The amniopatch can be offered to patients that have had I-PPROM prior to 24 weeks and who have not undergone a vaginal ultrasound or a digital vaginal examination. Patients should not have obvious signs of intraamniotic infection (fever, uterine tenderness, foul smelling amniotic fluid, or fetal tachycardia), uterine contractions or be in labor.

Are there any complications from the amniopatch?

The injection of platelets and cryoprecipitate may result in fetal death. The sudden activation of a large amount of platelets can release substances from the platelets that can cause fetal bradycardia and fetal death. This complication can be prevented by not having a filter in the tubing where the platelets are drawn from and by limiting the amount of platelets injected. The clot formed by the platelets and cryoprecipitate may also result in bands that can encircle a fetal limb and obstruct the circulation distal to the constriction. In such cases, the fetus could be at risk of having a spontaneous amputation below the level of the constriction. This complication may not be prevented, but may be diagnosed subsequently during the pregnancy with ultrasound and treated either by delivering the baby or by releasing the constriction with endoscopic fetal surgery.

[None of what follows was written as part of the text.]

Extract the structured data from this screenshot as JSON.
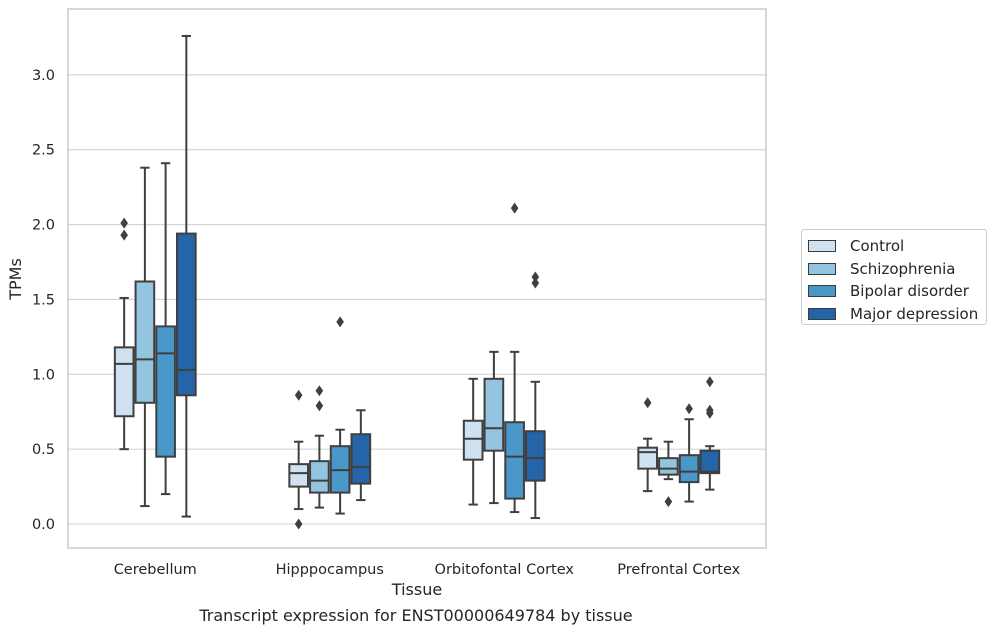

Can the amniopatch be offered to patients with spontaneous PPROM?

Patients that have spontaneous PPROM (PPROM without a prior invasive procedure) typically do not respond to treatment with an amniopatch. Therefore, it is not usually offered to these patients. Notwithstanding, Dr. Kontopoulos and Dr. Quintero have treated successfully one patient with spontaneous PPROM with an amniopatch. Further research and experience will be required to determine the merit of this treatment for patients with spontaneous PPROM.